Is "public intellectual" life becoming a ponzi scheme?

September 25, 2019

I just found this piece (in the NYT Style section, which is itself telling) and it seems to me a bit depressing.  Is one way that "writers" are able to survive in this economy, by selling the idea of "being a writer" to other people?  Is participating in the public intellectual sphere itself not so much about having something to say as it is about convincing others that they should pay you so that you can help them think they have something to say?

Consider a parallel, but quite different, market restructuring, this one in the music business.  Up till ten or fifteen years ago, most bands made their money through album sales.  Then came music on the interwebs, and apps like Spotify.  And illegal things like Napster, before them.  And now, no one among the Yewt actually buys CDs.  (I know because I am not a member of the Yewt and I buy CDs, and the Yewt, whenever they find out about this, mock me for it.  On the plus side, hardly anyone goes to used-music stores now.  On the negative side, that's why many used-music stores are closing.)  Anyway, once kids stopped spending their cash on music, musicians were kind of screwed.  They discovered that the way to make money was to tour a LOT.  So that's where most musicians who are successful make their money.  The market shifted.

But note--it's just the venue in which people "consume" their music that has changed.  Their audience is still listening to their music.  Writers have faced a similar economic change, and everyone knows they have, but they have not responded by finding a way to re-monetize their core thing--their writing.  Instead, if the article is right, they have monetized the idea of "being a writer."  That seems problematic in itself.

 

As I write about this I recall another article I came across a couple days ago, on the decline of fact-checking.  Authors complain that their books aren't fact checked by publishers.  This seems odd to me.  Fact checking is important in books.

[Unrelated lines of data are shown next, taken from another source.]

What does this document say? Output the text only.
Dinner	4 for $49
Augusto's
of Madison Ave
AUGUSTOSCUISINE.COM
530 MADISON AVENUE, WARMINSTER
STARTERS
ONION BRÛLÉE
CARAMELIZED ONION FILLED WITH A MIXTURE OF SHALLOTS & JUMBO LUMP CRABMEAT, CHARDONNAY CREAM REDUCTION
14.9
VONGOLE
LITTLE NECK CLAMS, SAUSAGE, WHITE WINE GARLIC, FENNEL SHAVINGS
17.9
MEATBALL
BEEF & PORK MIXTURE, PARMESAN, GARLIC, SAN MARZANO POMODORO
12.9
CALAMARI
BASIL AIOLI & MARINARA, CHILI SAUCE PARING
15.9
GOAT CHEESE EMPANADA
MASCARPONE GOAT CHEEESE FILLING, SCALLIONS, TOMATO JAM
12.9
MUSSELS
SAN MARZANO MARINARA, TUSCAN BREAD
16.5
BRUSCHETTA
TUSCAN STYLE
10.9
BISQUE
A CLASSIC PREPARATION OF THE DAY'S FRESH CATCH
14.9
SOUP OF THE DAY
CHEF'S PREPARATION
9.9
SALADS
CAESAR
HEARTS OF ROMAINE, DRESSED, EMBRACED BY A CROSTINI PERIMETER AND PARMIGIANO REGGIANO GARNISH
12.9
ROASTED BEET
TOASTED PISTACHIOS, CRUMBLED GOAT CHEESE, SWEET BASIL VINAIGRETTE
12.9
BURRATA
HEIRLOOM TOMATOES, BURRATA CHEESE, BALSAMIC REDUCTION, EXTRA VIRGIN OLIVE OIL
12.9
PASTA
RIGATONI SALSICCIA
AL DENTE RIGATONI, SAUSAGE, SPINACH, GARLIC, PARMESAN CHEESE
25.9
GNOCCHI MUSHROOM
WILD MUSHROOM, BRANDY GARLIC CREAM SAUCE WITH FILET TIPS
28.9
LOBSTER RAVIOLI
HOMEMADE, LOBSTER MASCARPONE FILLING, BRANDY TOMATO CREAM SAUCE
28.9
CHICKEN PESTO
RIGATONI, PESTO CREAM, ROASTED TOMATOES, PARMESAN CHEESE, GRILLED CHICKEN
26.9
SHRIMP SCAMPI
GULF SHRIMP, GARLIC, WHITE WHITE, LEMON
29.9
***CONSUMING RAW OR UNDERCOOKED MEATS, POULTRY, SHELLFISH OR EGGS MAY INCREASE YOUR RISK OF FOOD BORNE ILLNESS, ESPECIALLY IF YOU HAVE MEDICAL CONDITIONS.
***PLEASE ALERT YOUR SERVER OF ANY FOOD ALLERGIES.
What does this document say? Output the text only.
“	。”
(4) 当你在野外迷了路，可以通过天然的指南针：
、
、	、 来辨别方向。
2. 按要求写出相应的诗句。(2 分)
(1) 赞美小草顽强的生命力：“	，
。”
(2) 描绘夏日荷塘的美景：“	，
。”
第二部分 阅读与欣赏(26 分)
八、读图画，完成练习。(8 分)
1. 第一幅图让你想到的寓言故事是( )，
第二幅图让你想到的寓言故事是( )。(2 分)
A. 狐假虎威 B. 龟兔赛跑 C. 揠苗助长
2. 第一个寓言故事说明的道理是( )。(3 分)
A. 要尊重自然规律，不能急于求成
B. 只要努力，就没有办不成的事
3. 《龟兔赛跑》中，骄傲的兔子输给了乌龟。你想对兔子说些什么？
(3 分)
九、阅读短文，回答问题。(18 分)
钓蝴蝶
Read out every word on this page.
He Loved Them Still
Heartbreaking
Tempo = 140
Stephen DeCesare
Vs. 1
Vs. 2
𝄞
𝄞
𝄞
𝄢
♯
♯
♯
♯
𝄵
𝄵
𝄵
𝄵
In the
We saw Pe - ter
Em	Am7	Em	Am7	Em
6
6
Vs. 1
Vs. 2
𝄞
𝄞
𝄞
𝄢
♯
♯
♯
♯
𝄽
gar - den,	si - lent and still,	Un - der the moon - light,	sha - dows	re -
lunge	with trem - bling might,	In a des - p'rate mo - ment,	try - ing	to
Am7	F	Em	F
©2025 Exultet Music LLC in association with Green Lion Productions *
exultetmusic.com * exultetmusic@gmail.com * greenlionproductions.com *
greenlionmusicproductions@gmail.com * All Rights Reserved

But the publishers are absolutely right: finally it is the responsibility of the author to stand behind everything she or he says. It's a bit weird to be complaining about fact-checking in books as a publishing issue; maybe it's about the easy way in which celebrity books are increasingly written with less regard for being right than being right on time. Maybe, that is, this too is about the changing ecology of the public intellectual sphere.  

 

Both of these pieces make me wonder--do we have a good constituency of reality-based authors out there these days?  Is this a sign of a decline in the quality of writers, or simply a sign that bad money will find a way to spend itself?  I don't know.  I'm interested in keeping an eye on things.